3. Confirm that you want to use CUoD if the amount of DLPAR resources in the free pool is not sufficient. (Note that this requires accepting the license first and may result in additional charges). By default, this option in SMIT is set to No.
4. Configure the minimum and the desired amounts of CPU and memory that you would like to provision for your application server with the use of DLPAR function and CUoD. This task is often referred to as application provisioning.
Prerequisites
Prior to using the Capacity Upgrade on Demand (CUoD) function in HACMP do the following:
Check software and hardware levels. Verify that the system is configured to use the required software and hardware for the DLPAR/CUoD integration. For information, see Software and Hardware Requirements for CUoD and DLPAR.
Check the LPAR node name. The node name on the HMC must be the same as the AIX 5L hostname. HACMP uses the hostname to pass DLPAR commands to the HMC.
Check what DLPAR resources you have available, and to what CUoD licenses you have access. HACMP does not tell in advance whether required resources are going to be available in all circumstances. HACMP has no control over whether you actually made the resources physically available on the pSeries frame and whether they currently remain unallocated and free. In addition, HACMP provides dynamic allocations only for CPU and Memory resources. HACMP does not allow dynamic changes of the I/O slots.
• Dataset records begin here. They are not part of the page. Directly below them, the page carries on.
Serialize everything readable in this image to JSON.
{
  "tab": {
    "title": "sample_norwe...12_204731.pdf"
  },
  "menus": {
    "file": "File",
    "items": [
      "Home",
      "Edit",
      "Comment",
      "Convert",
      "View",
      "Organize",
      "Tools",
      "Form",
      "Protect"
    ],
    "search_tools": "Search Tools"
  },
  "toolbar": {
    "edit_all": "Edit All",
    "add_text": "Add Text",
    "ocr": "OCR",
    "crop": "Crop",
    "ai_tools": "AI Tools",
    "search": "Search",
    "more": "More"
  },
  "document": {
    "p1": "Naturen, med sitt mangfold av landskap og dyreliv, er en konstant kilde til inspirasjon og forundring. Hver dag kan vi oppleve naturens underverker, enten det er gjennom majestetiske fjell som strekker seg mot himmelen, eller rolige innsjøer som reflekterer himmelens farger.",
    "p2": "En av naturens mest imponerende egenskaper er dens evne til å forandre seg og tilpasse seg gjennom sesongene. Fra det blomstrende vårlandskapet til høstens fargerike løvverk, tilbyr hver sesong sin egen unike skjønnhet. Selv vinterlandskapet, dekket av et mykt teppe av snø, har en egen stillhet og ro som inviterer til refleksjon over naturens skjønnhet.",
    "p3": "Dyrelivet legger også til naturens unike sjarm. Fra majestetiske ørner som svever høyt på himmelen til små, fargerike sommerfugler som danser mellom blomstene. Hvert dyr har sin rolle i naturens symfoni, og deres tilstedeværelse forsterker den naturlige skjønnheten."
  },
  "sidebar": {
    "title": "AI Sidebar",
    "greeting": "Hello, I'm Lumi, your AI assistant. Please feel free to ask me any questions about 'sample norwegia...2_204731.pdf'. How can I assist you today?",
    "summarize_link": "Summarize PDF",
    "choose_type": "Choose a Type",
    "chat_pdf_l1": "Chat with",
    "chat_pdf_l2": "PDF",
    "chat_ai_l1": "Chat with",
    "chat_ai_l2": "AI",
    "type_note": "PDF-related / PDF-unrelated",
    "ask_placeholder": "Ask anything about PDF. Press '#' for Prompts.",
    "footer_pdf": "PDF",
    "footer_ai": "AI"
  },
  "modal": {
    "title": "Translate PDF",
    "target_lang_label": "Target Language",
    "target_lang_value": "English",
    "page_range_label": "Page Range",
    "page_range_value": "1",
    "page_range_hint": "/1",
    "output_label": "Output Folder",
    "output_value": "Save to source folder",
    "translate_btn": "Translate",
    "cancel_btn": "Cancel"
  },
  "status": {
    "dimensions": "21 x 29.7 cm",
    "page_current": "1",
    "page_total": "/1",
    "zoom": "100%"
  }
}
Enter the license key (activation code) for CUoD. Obtain and enter the license key (also called the activation code) on the Hardware Management Console (HMC). Note that this may result in extra charges due to the usage of the CUoD license.
For information on the activation code, see the IBM’s Planning Guide for Capacity Upgrade on Demand.
Establish secure connections to the HMC. Since HACMP has to securely communicate with LPAR nodes through HMCs, you must correctly install and configure SSH to allow HACMP’s access to the HMC without forcing a username and password to be entered each time.
In the HMC’s System Configuration window, put a checkmark for the option Enable remote command execution using the SSH facility. Install SSH on top of AIX 5L and generate the public and private keys necessary. HACMP 5.2 and up always uses the “root” user on the cluster nodes to issue SSH commands to the HMC. On the HMC system, the commands run as “hscroot” user.
For further information on configuring SSH and remote execution, refer to the Hardware Management Console for pSeries Installations and Operations Guide.
Steps for Configuring DLPAR and CUoD in HACMP
To configure HACMP for DLPAR and CUoD resources:
1. Enter smit hacmp
2. In SMIT, select Extended Configuration > Extended Resource Configuration > HACMP Extended Resources Configuration > Configure HACMP Applications > Configure HACMP for Dynamic LPAR and CUoD Resources and press Enter.
The Configure HACMP for Dynamic LPAR and CUoD Resources screen appears.
3. Select one of the two options:
4. Press Enter.
Depending on which option you selected, HACMP prompts you to either configure a communication path first, or to configure resource requirements.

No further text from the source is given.